Another uniquely human trait is being able to “kill” from a distance. When you’re foraging for food and you’re tired of eating berries – you really want to “get your beef on” – using that spear you fashioned, a tool, and being able to take down an animal without actually having to wrestle with it, that is, being able to throw a spear from a safe distance, well, that is a uniquely human advantage, too. The first sapient who took a stick and whittled one end into a point was likely thought to be deranged, that is, until he threw that pointy stick into a wild boar. Then he was celebrated, still thought of as deranged, a tad scary, but celebrated because he was able to kill from a distance.
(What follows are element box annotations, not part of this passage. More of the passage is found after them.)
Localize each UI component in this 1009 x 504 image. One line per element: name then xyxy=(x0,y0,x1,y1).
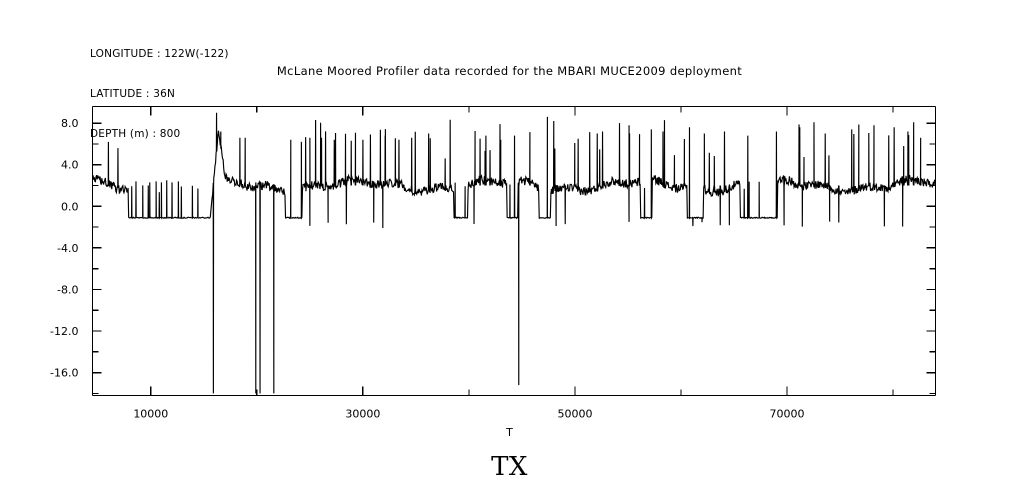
svg-text:0.0: 0.0 xyxy=(61,200,79,213)
tick-label-layer: 8.0 4.0 0.0 -4.0 -8.0 -12.0 -16.0 10000 30000 500… xyxy=(50,117,805,420)
station-metadata: LONGITUDE : 122W(-122) LATITUDE : 36N DE… xyxy=(90,22,229,167)
longitude-label: LONGITUDE : 122W(-122) xyxy=(90,48,229,61)
latitude-label: LATITUDE : 36N xyxy=(90,88,176,101)
series-corner-label: TX xyxy=(0,452,1009,482)
svg-text:4.0: 4.0 xyxy=(61,159,79,172)
series-corner-label-text: TX xyxy=(491,452,528,482)
svg-text:-16.0: -16.0 xyxy=(50,367,78,380)
svg-text:-8.0: -8.0 xyxy=(57,283,78,296)
svg-text:-4.0: -4.0 xyxy=(57,242,78,255)
axes-layer xyxy=(91,105,937,397)
chart-title-text: McLane Moored Profiler data recorded for… xyxy=(276,64,743,78)
depth-label: DEPTH (m) : 800 xyxy=(90,127,181,140)
x-axis-label-text: T xyxy=(506,426,513,439)
svg-text:30000: 30000 xyxy=(345,408,380,421)
svg-text:10000: 10000 xyxy=(133,408,168,421)
x-axis-label: T xyxy=(0,426,1009,439)
svg-text:70000: 70000 xyxy=(770,408,805,421)
svg-text:-12.0: -12.0 xyxy=(50,325,78,338)
svg-text:50000: 50000 xyxy=(557,408,592,421)
data-trace-layer xyxy=(92,112,936,394)
chart-title: McLane Moored Profiler data recorded for… xyxy=(0,64,1009,78)
svg-text:8.0: 8.0 xyxy=(61,117,79,130)
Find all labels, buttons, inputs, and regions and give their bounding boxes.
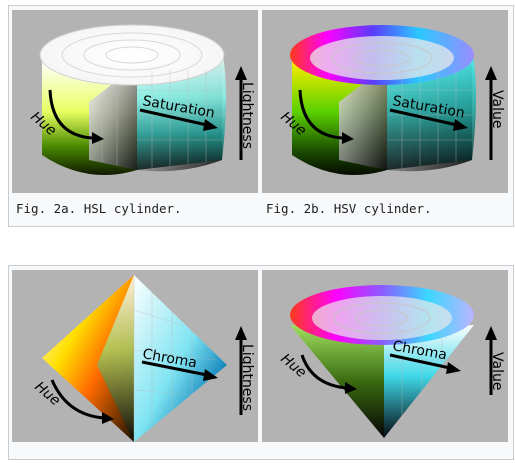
lightness-label: Lightness xyxy=(239,344,255,411)
hsv-cylinder-image[interactable]: Hue Saturation Value xyxy=(262,10,508,193)
hsl-bicone-image[interactable]: Hue Chroma Lightness xyxy=(12,270,258,442)
hue-label: Hue xyxy=(277,351,309,381)
value-label: Value xyxy=(489,90,505,128)
hsl-cylinder-image[interactable]: Hue Saturation Lightness xyxy=(12,10,258,193)
caption-2b: Fig. 2b. HSV cylinder. xyxy=(266,201,432,216)
caption-2a: Fig. 2a. HSL cylinder. xyxy=(16,201,182,216)
hue-label: Hue xyxy=(31,379,63,409)
lightness-label: Lightness xyxy=(239,82,255,149)
hsv-cone-image[interactable]: Hue Chroma Value xyxy=(262,270,508,442)
value-label: Value xyxy=(489,352,505,390)
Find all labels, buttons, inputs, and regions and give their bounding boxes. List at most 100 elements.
For you Alien versus Predator aficionados out there and who’d win such a fight, well I’ll open that can-of-worms. In close quarters most likely the Alien would win because the Predator wouldn’t be able to arm itself fast enough, all things being equal. But in open combat, Predator can kill from a distance making it the superior warrior to Alien, regardless of the beautiful Sigourney Weaver’s Ripley and her thoughts on the matter.
Whatever the genetic evolutionary aberration, if it provided a desirable mutation or adaptation that granted a favorable heritable trait, it was passed on, generation-by-generation, slowly, most assuredly. Remember that when we circle back to the connection between malaria and sickle cell anemia.